Published: 12 Jun 2007
Once you realize that not all data is transactional, you can begin to manage it more intelligently.
Last month I explained my theory of why we're so screwed up infrastructure-wise or at least how we got to this point. This month I'll try to show you the way out of the situation.
For a few minutes, forget everything you know or at least everything you think you know. Accept my argument that almost everything we've done in commercial IT has been based on transactional requirements. Open your mind.
There are two distinct types of data: dynamic and persistent. Dynamic data is in flux; this is where transactional data begins. Persistent data is fixed. It's what it is and will never be anything else.
Just because data is dynamic doesn't mean it starts and dies within an RDBMS. Structured database data starts as dynamic, but at some point it becomes a nonchanging record. It's persistent. You may have reasons to keep it inside a database forever (although I doubt they're valid ones), but those records are still persistent; they are what they are.
Here are a few rules that will help you:
Rule 1: Don't confuse how something begins its life with how it will end. Everything begins dynamic and ends persistent. Stop delineating between structured, unstructured and semistructured. All types live dynamically for some period, whether it's a Word document, a movie, a credit card transaction or an email. It all ends up as fixed digital content.

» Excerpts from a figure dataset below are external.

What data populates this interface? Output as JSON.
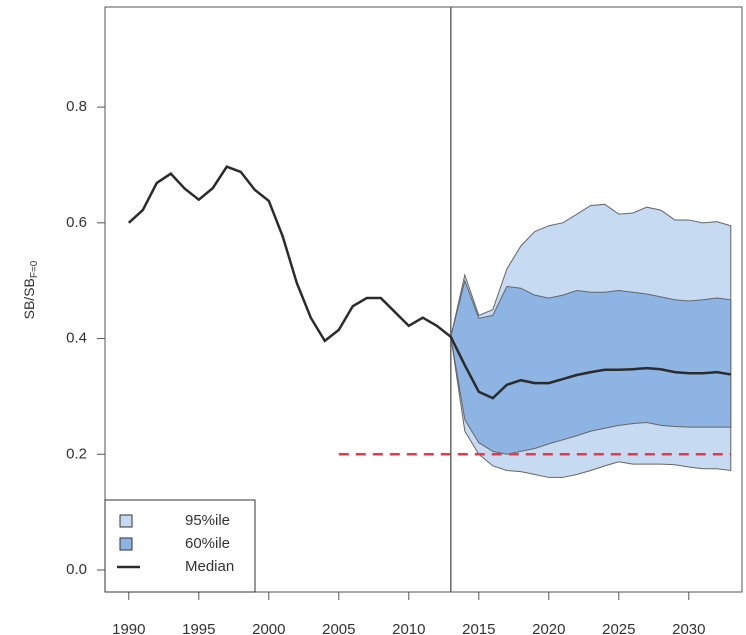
{
  "chart_data": {
    "type": "projection",
    "ylabel": "SB/SB",
    "ylabel_sub": "F=0",
    "xlim": [
      1988.3,
      2033.8
    ],
    "ylim": [
      -0.038,
      0.973
    ],
    "xticks": [
      1990,
      1995,
      2000,
      2005,
      2010,
      2015,
      2020,
      2025,
      2030
    ],
    "yticks": [
      {
        "value": 0,
        "label": "0.0"
      },
      0.2,
      0.4,
      0.6,
      0.8
    ],
    "vline": 2013,
    "reference_line": {
      "value": 0.2,
      "x": [
        2005,
        2033
      ],
      "color": "#e8384f"
    },
    "bands": [
      {
        "name": "95%ile",
        "color": "#c6daf2",
        "x": [
          2013,
          2014,
          2015,
          2016,
          2017,
          2018,
          2019,
          2020,
          2021,
          2022,
          2023,
          2024,
          2025,
          2026,
          2027,
          2028,
          2029,
          2030,
          2031,
          2032,
          2033
        ],
        "upper": [
          0.403,
          0.51,
          0.44,
          0.45,
          0.52,
          0.56,
          0.585,
          0.595,
          0.6,
          0.615,
          0.63,
          0.632,
          0.615,
          0.617,
          0.627,
          0.622,
          0.605,
          0.605,
          0.6,
          0.602,
          0.595
        ],
        "lower": [
          0.403,
          0.24,
          0.2,
          0.18,
          0.172,
          0.17,
          0.165,
          0.16,
          0.16,
          0.165,
          0.172,
          0.18,
          0.187,
          0.183,
          0.183,
          0.183,
          0.182,
          0.178,
          0.175,
          0.175,
          0.172
        ]
      },
      {
        "name": "60%ile",
        "color": "#8db4e2",
        "x": [
          2013,
          2014,
          2015,
          2016,
          2017,
          2018,
          2019,
          2020,
          2021,
          2022,
          2023,
          2024,
          2025,
          2026,
          2027,
          2028,
          2029,
          2030,
          2031,
          2032,
          2033
        ],
        "upper": [
          0.403,
          0.5,
          0.435,
          0.44,
          0.49,
          0.487,
          0.475,
          0.47,
          0.475,
          0.483,
          0.48,
          0.48,
          0.483,
          0.48,
          0.477,
          0.472,
          0.467,
          0.465,
          0.467,
          0.47,
          0.467
        ],
        "lower": [
          0.403,
          0.26,
          0.22,
          0.205,
          0.2,
          0.205,
          0.21,
          0.218,
          0.225,
          0.232,
          0.24,
          0.245,
          0.25,
          0.253,
          0.255,
          0.25,
          0.248,
          0.247,
          0.247,
          0.247,
          0.247
        ]
      }
    ],
    "series": [
      {
        "name": "Median",
        "color": "#2b2b2b",
        "x": [
          1990,
          1991,
          1992,
          1993,
          1994,
          1995,
          1996,
          1997,
          1998,
          1999,
          2000,
          2001,
          2002,
          2003,
          2004,
          2005,
          2006,
          2007,
          2008,
          2009,
          2010,
          2011,
          2012,
          2013,
          2014,
          2015,
          2016,
          2017,
          2018,
          2019,
          2020,
          2021,
          2022,
          2023,
          2024,
          2025,
          2026,
          2027,
          2028,
          2029,
          2030,
          2031,
          2032,
          2033
        ],
        "values": [
          0.6,
          0.622,
          0.669,
          0.685,
          0.659,
          0.64,
          0.66,
          0.697,
          0.688,
          0.657,
          0.638,
          0.576,
          0.496,
          0.436,
          0.396,
          0.415,
          0.456,
          0.47,
          0.47,
          0.446,
          0.422,
          0.436,
          0.422,
          0.403,
          0.354,
          0.308,
          0.297,
          0.32,
          0.328,
          0.323,
          0.323,
          0.33,
          0.337,
          0.342,
          0.346,
          0.346,
          0.347,
          0.349,
          0.347,
          0.342,
          0.34,
          0.34,
          0.342,
          0.338
        ]
      }
    ]
  }
}
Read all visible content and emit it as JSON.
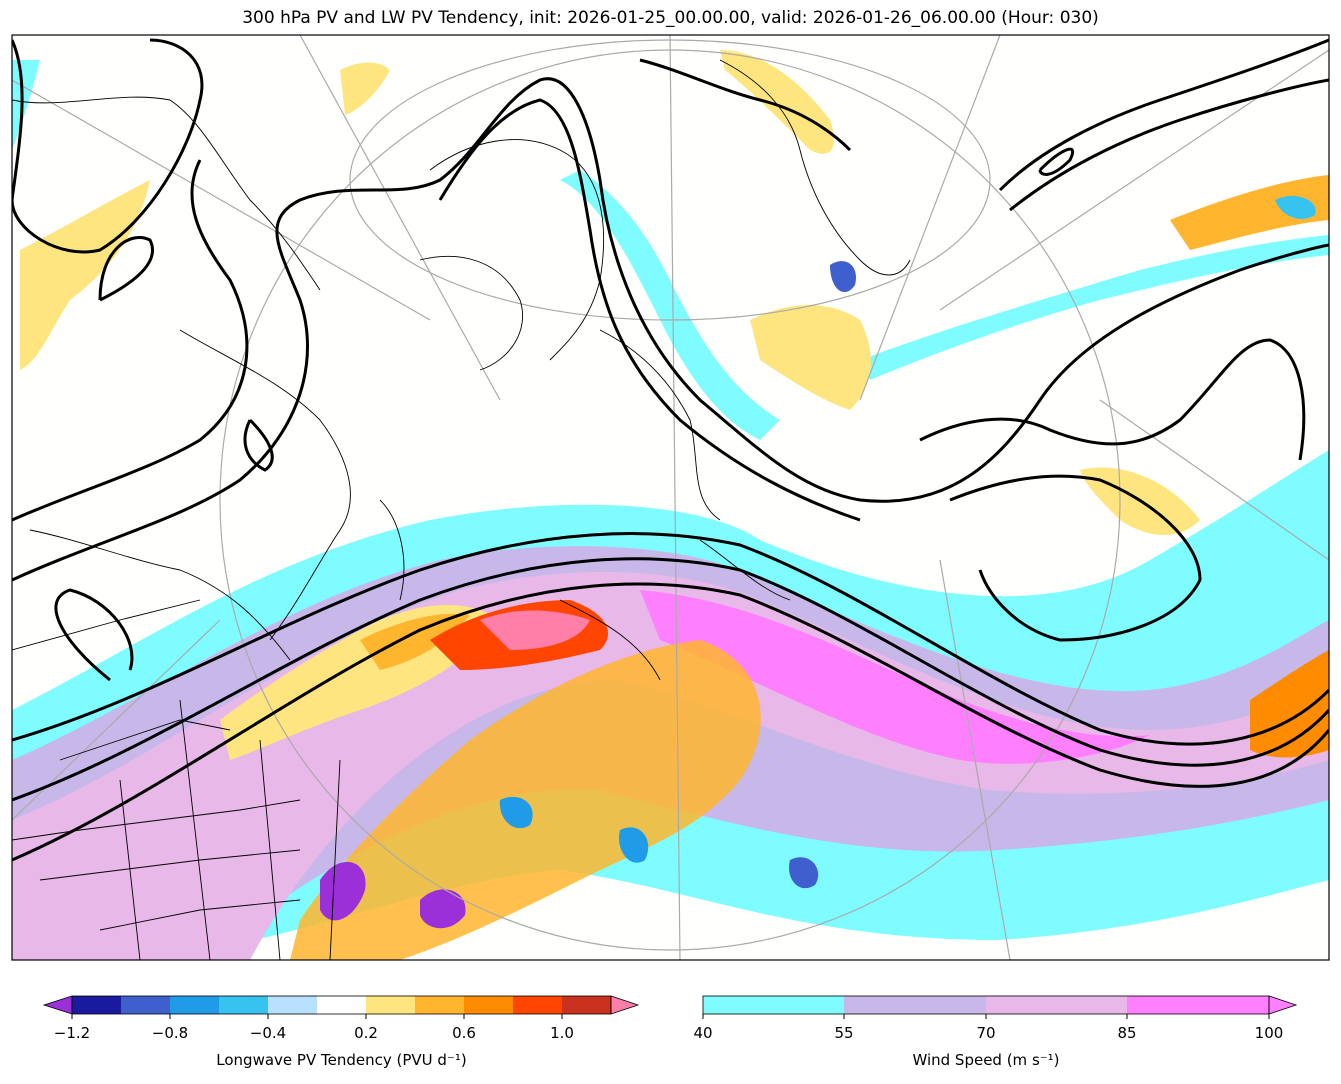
{
  "title": "300 hPa PV and LW PV Tendency, init: 2026-01-25_00.00.00, valid: 2026-01-26_06.00.00 (Hour: 030)",
  "colorbar_left": {
    "label": "Longwave PV Tendency (PVU d$^{-1}$)",
    "label_display": "Longwave PV Tendency (PVU d⁻¹)",
    "min": -1.2,
    "max": 1.2,
    "ticks": [
      "−1.2",
      "−0.8",
      "−0.4",
      "0.2",
      "0.6",
      "1.0"
    ],
    "tick_values": [
      -1.2,
      -0.8,
      -0.4,
      0.2,
      0.6,
      1.0
    ],
    "colors": [
      "#9b30d9",
      "#1a1a9e",
      "#3f5fcf",
      "#1f9be8",
      "#37c3f0",
      "#b8e0ff",
      "#ffffff",
      "#ffe580",
      "#ffb52e",
      "#ff8c00",
      "#ff4500",
      "#c8321e",
      "#ff7fa8"
    ]
  },
  "colorbar_right": {
    "label_display": "Wind Speed (m s⁻¹)",
    "ticks": [
      "40",
      "55",
      "70",
      "85",
      "100"
    ],
    "tick_values": [
      40,
      55,
      70,
      85,
      100
    ],
    "colors": [
      "#7ffcff",
      "#c8b8ea",
      "#e8b8e8",
      "#ff80ff"
    ]
  }
}
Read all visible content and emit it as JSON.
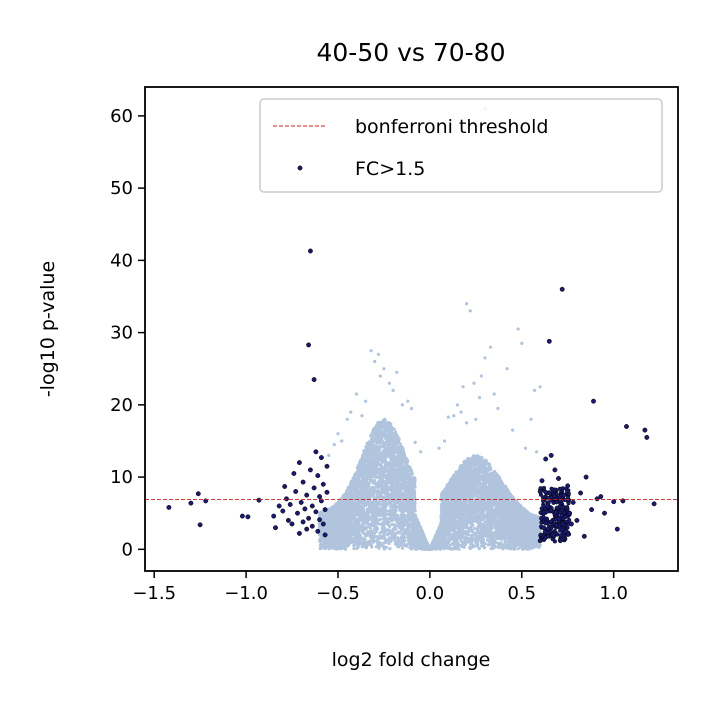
{
  "chart_data": {
    "type": "scatter",
    "title": "40-50 vs 70-80",
    "xlabel": "log2 fold change",
    "ylabel": "-log10 p-value",
    "xlim": [
      -1.55,
      1.35
    ],
    "ylim": [
      -3,
      64
    ],
    "xticks": [
      -1.5,
      -1.0,
      -0.5,
      0.0,
      0.5,
      1.0
    ],
    "xtick_labels": [
      "−1.5",
      "−1.0",
      "−0.5",
      "0.0",
      "0.5",
      "1.0"
    ],
    "yticks": [
      0,
      10,
      20,
      30,
      40,
      50,
      60
    ],
    "ytick_labels": [
      "0",
      "10",
      "20",
      "30",
      "40",
      "50",
      "60"
    ],
    "grid": false,
    "legend_position": "top-right",
    "threshold": {
      "name": "bonferroni threshold",
      "y": 6.9,
      "color": "#cc1f1f",
      "style": "dashed"
    },
    "series": [
      {
        "name": "FC>1.5",
        "color": "#1a1a6e",
        "points": [
          [
            -1.42,
            5.8
          ],
          [
            -1.3,
            6.4
          ],
          [
            -1.26,
            7.7
          ],
          [
            -1.25,
            3.4
          ],
          [
            -1.22,
            6.7
          ],
          [
            -1.02,
            4.6
          ],
          [
            -0.99,
            4.5
          ],
          [
            -0.93,
            6.8
          ],
          [
            -0.85,
            4.6
          ],
          [
            -0.84,
            3.0
          ],
          [
            -0.82,
            6.0
          ],
          [
            -0.8,
            5.3
          ],
          [
            -0.79,
            8.7
          ],
          [
            -0.78,
            7.0
          ],
          [
            -0.77,
            4.0
          ],
          [
            -0.76,
            6.2
          ],
          [
            -0.75,
            3.5
          ],
          [
            -0.74,
            10.5
          ],
          [
            -0.73,
            8.0
          ],
          [
            -0.72,
            5.0
          ],
          [
            -0.71,
            2.2
          ],
          [
            -0.71,
            12.0
          ],
          [
            -0.7,
            6.5
          ],
          [
            -0.69,
            3.8
          ],
          [
            -0.69,
            9.3
          ],
          [
            -0.68,
            5.6
          ],
          [
            -0.67,
            7.5
          ],
          [
            -0.67,
            2.8
          ],
          [
            -0.66,
            4.3
          ],
          [
            -0.66,
            28.3
          ],
          [
            -0.65,
            41.3
          ],
          [
            -0.65,
            11.0
          ],
          [
            -0.64,
            6.0
          ],
          [
            -0.64,
            3.2
          ],
          [
            -0.63,
            23.5
          ],
          [
            -0.63,
            8.5
          ],
          [
            -0.62,
            13.5
          ],
          [
            -0.62,
            5.2
          ],
          [
            -0.61,
            2.5
          ],
          [
            -0.61,
            10.2
          ],
          [
            -0.6,
            7.3
          ],
          [
            -0.6,
            4.1
          ],
          [
            -0.59,
            12.7
          ],
          [
            -0.59,
            6.7
          ],
          [
            -0.58,
            3.5
          ],
          [
            -0.58,
            9.0
          ],
          [
            -0.57,
            5.5
          ],
          [
            -0.57,
            2.0
          ],
          [
            -0.56,
            7.9
          ],
          [
            -0.56,
            11.5
          ],
          [
            0.6,
            1.2
          ],
          [
            0.6,
            8.0
          ],
          [
            0.61,
            9.5
          ],
          [
            0.62,
            3.0
          ],
          [
            0.63,
            12.5
          ],
          [
            0.64,
            6.0
          ],
          [
            0.65,
            28.8
          ],
          [
            0.66,
            13.0
          ],
          [
            0.67,
            2.0
          ],
          [
            0.68,
            11.0
          ],
          [
            0.7,
            9.8
          ],
          [
            0.71,
            1.2
          ],
          [
            0.72,
            36.0
          ],
          [
            0.73,
            7.5
          ],
          [
            0.74,
            2.5
          ],
          [
            0.75,
            8.8
          ],
          [
            0.76,
            5.0
          ],
          [
            0.77,
            3.5
          ],
          [
            0.78,
            6.5
          ],
          [
            0.8,
            4.0
          ],
          [
            0.82,
            7.8
          ],
          [
            0.84,
            1.8
          ],
          [
            0.85,
            10.0
          ],
          [
            0.88,
            5.5
          ],
          [
            0.89,
            20.5
          ],
          [
            0.91,
            7.0
          ],
          [
            0.93,
            7.3
          ],
          [
            0.95,
            5.0
          ],
          [
            1.0,
            6.6
          ],
          [
            1.02,
            2.8
          ],
          [
            1.05,
            6.7
          ],
          [
            1.07,
            17.0
          ],
          [
            1.17,
            16.5
          ],
          [
            1.18,
            15.5
          ],
          [
            1.22,
            6.3
          ]
        ]
      },
      {
        "name": "",
        "color": "#b0c4de",
        "points": [
          [
            -0.32,
            27.5
          ],
          [
            -0.3,
            26.0
          ],
          [
            -0.28,
            27.0
          ],
          [
            -0.25,
            25.0
          ],
          [
            -0.22,
            23.0
          ],
          [
            -0.2,
            22.0
          ],
          [
            -0.18,
            24.5
          ],
          [
            -0.15,
            20.0
          ],
          [
            -0.12,
            20.5
          ],
          [
            -0.1,
            19.5
          ],
          [
            -0.45,
            18.0
          ],
          [
            -0.43,
            19.0
          ],
          [
            -0.4,
            21.5
          ],
          [
            -0.37,
            18.5
          ],
          [
            -0.35,
            20.5
          ],
          [
            -0.52,
            14.5
          ],
          [
            -0.5,
            16.0
          ],
          [
            -0.48,
            15.0
          ],
          [
            0.2,
            34.0
          ],
          [
            0.22,
            33.0
          ],
          [
            0.3,
            61.0
          ],
          [
            0.33,
            28.0
          ],
          [
            0.48,
            30.5
          ],
          [
            0.5,
            28.5
          ],
          [
            0.57,
            22.0
          ],
          [
            0.55,
            18.0
          ],
          [
            0.6,
            22.5
          ],
          [
            0.3,
            26.5
          ],
          [
            0.35,
            21.5
          ],
          [
            0.42,
            25.0
          ],
          [
            0.37,
            19.5
          ],
          [
            0.27,
            21.0
          ],
          [
            0.24,
            23.0
          ],
          [
            0.18,
            22.5
          ],
          [
            0.15,
            20.0
          ],
          [
            0.13,
            18.5
          ],
          [
            0.2,
            17.5
          ],
          [
            0.45,
            16.5
          ],
          [
            0.52,
            14.0
          ],
          [
            0.1,
            18.3
          ],
          [
            0.08,
            15.0
          ],
          [
            0.05,
            14.0
          ],
          [
            -0.05,
            13.5
          ],
          [
            -0.08,
            14.8
          ],
          [
            0.25,
            18.0
          ],
          [
            -0.55,
            13.0
          ],
          [
            0.58,
            13.5
          ],
          [
            0.28,
            24.0
          ],
          [
            -0.27,
            24.0
          ],
          [
            0.17,
            19.0
          ]
        ]
      }
    ]
  }
}
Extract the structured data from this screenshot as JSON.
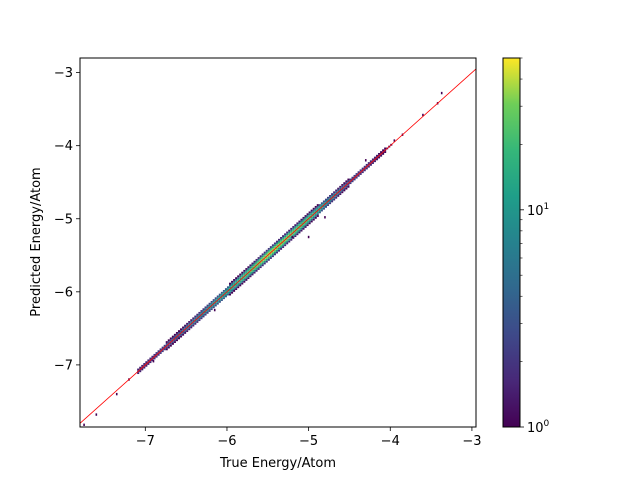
{
  "chart_data": {
    "type": "heatmap",
    "subtype": "2d-histogram parity plot (true vs predicted)",
    "xlabel": "True Energy/Atom",
    "ylabel": "Predicted Energy/Atom",
    "xlim": [
      -7.8,
      -2.95
    ],
    "ylim": [
      -7.85,
      -2.8
    ],
    "xticks": [
      -7,
      -6,
      -5,
      -4,
      -3
    ],
    "yticks": [
      -7,
      -6,
      -5,
      -4,
      -3
    ],
    "xtick_labels": [
      "−7",
      "−6",
      "−5",
      "−4",
      "−3"
    ],
    "ytick_labels": [
      "−7",
      "−6",
      "−5",
      "−4",
      "−3"
    ],
    "colormap": "viridis",
    "color_scale": "log",
    "colorbar": {
      "range": [
        1,
        50
      ],
      "ticks": [
        {
          "value": 1,
          "base": "10",
          "exp": "0"
        },
        {
          "value": 10,
          "base": "10",
          "exp": "1"
        }
      ]
    },
    "identity_line": {
      "color": "#ff0000",
      "from": [
        -7.8,
        -7.8
      ],
      "to": [
        -2.95,
        -2.95
      ]
    },
    "density_band": {
      "main_range": [
        -7.1,
        -4.0
      ],
      "peak_counts": [
        {
          "x": -7.0,
          "count": 2
        },
        {
          "x": -6.6,
          "count": 4
        },
        {
          "x": -6.3,
          "count": 8
        },
        {
          "x": -6.0,
          "count": 15
        },
        {
          "x": -5.7,
          "count": 30
        },
        {
          "x": -5.5,
          "count": 45
        },
        {
          "x": -5.3,
          "count": 35
        },
        {
          "x": -5.0,
          "count": 25
        },
        {
          "x": -4.8,
          "count": 10
        },
        {
          "x": -4.5,
          "count": 3
        },
        {
          "x": -4.2,
          "count": 2
        },
        {
          "x": -4.0,
          "count": 1
        }
      ]
    },
    "outliers": [
      {
        "x": -7.75,
        "y": -7.82,
        "count": 1
      },
      {
        "x": -7.6,
        "y": -7.68,
        "count": 1
      },
      {
        "x": -7.35,
        "y": -7.4,
        "count": 1
      },
      {
        "x": -7.2,
        "y": -7.2,
        "count": 1
      },
      {
        "x": -6.9,
        "y": -6.95,
        "count": 1
      },
      {
        "x": -6.15,
        "y": -6.25,
        "count": 1
      },
      {
        "x": -5.2,
        "y": -5.25,
        "count": 1
      },
      {
        "x": -5.0,
        "y": -5.25,
        "count": 1
      },
      {
        "x": -4.8,
        "y": -4.98,
        "count": 1
      },
      {
        "x": -4.3,
        "y": -4.2,
        "count": 1
      },
      {
        "x": -3.95,
        "y": -3.93,
        "count": 1
      },
      {
        "x": -3.85,
        "y": -3.85,
        "count": 1
      },
      {
        "x": -3.6,
        "y": -3.58,
        "count": 1
      },
      {
        "x": -3.42,
        "y": -3.42,
        "count": 1
      },
      {
        "x": -3.37,
        "y": -3.28,
        "count": 1
      }
    ]
  }
}
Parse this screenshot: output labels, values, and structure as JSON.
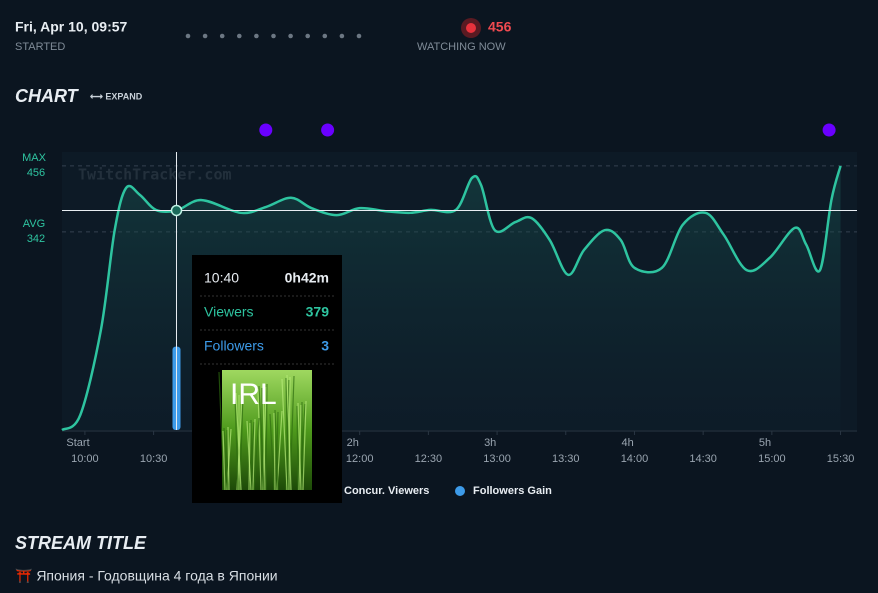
{
  "header": {
    "started_value": "Fri, Apr 10, 09:57",
    "started_label": "STARTED",
    "watching_value": "456",
    "watching_label": "WATCHING NOW"
  },
  "chart_heading": "CHART",
  "expand": "⟷ EXPAND",
  "watermark": "TwitchTracker.com",
  "chart_data": {
    "type": "line",
    "x": [
      -10,
      -2,
      7,
      13,
      18,
      24,
      31,
      40,
      51,
      68,
      79,
      90,
      99,
      110,
      120,
      131,
      142,
      151,
      162,
      169,
      173,
      179,
      188,
      195,
      203,
      211,
      218,
      227,
      234,
      240,
      252,
      261,
      271,
      279,
      289,
      299,
      310,
      315,
      321,
      326,
      330
    ],
    "series": [
      {
        "name": "Concur. Viewers",
        "color": "#2ec4a0",
        "values": [
          0,
          26,
          173,
          345,
          418,
          406,
          380,
          379,
          397,
          375,
          385,
          401,
          383,
          371,
          383,
          378,
          375,
          380,
          380,
          435,
          423,
          345,
          359,
          366,
          328,
          268,
          311,
          345,
          328,
          280,
          280,
          354,
          375,
          337,
          276,
          297,
          349,
          320,
          276,
          397,
          456
        ]
      },
      {
        "name": "Followers Gain",
        "color": "#3d9be9",
        "axis": "y2",
        "type": "bar",
        "x": [
          40
        ],
        "values": [
          3
        ]
      }
    ],
    "xlim": [
      -10,
      335
    ],
    "xticks": [
      {
        "value": 0,
        "label": "10:00"
      },
      {
        "value": 30,
        "label": "10:30"
      },
      {
        "value": 120,
        "label": "12:00"
      },
      {
        "value": 150,
        "label": "12:30"
      },
      {
        "value": 180,
        "label": "13:00"
      },
      {
        "value": 210,
        "label": "13:30"
      },
      {
        "value": 240,
        "label": "14:00"
      },
      {
        "value": 270,
        "label": "14:30"
      },
      {
        "value": 300,
        "label": "15:00"
      },
      {
        "value": 330,
        "label": "15:30"
      }
    ],
    "duration_ticks": [
      {
        "value": -3,
        "label": "Start"
      },
      {
        "value": 117,
        "label": "2h"
      },
      {
        "value": 177,
        "label": "3h"
      },
      {
        "value": 237,
        "label": "4h"
      },
      {
        "value": 297,
        "label": "5h"
      }
    ],
    "ylim": [
      0,
      480
    ],
    "y2lim": [
      0,
      10
    ],
    "reference_lines": [
      {
        "label": "MAX",
        "value": 456
      },
      {
        "label": "AVG",
        "value": 342
      }
    ],
    "event_markers": {
      "color": "#6a00ff",
      "x": [
        79,
        106,
        325
      ]
    },
    "tooltip": {
      "time": "10:40",
      "duration": "0h42m",
      "viewers_label": "Viewers",
      "followers_label": "Followers",
      "image_text": "IRL"
    }
  },
  "stream_title_heading": "STREAM TITLE",
  "stream_title": "⛩️ Япония - Годовщина 4 года в Японии"
}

Rule 2: The attributes and requirements for each type of data are different. Read/write performance, throughput, redundancy, DR, etc., count more in the dynamic phase of data life; however, we've extended all of those philosophies to data that has stopped changing. Building data redundancies and protection schemas to handle real money transactions is good business; backing up a nonchanging data element a thousand times isn't. Having your bulletproof transaction system capable of handling all the dynamic money events thrown at it is good business. But adding processing power, capacity, network infrastructure, etc., to keep it churning away rather than removing the 90% of the data that isn't dynamic and can interfere with the real transactional stuff isn't.
Rule 3: The ratio of true dynamic data (and data being "treated" dynamically) to persistent data is approximately 1:10, and that ratio will rapidly evolve to 1:100 and beyond. Dynamic data just doesn't stay dynamic for very long.
Transactionally oriented systems are all about doing things fast. Perform the transaction fast, store the data fast and load the data into other systems fast. If it sits in a database, it's easy to find, which is the point of a database. The persistent data world is all about finding things. The whole categorizing/ classifying/indexing/search thing is designed to add structure so we can find things. However, it seems to me that if we created two distinct "virtual" places to look for each distinct type of data, it would be a heck of a lot easier to find what we want. If all our dynamic data sat in one place designed to handle things like that and was then moved (based on business rules) into the persistent digital content store, we'd be able to architect this store entirely differently than the dynamic store.
If the dynamic store is about speed and redundancy, the persistent store is about infinite dynamic scale, finding things easily and quickly, and an autonomous self-managing/self-healing infrastructure. It should also be cheap to buy. Stop trying to turn the dynamic store into the persistent one, and also stop trying to make the persistent store dynamic. If you act differently, you'll realize you can get back to making IT a competitive advantage.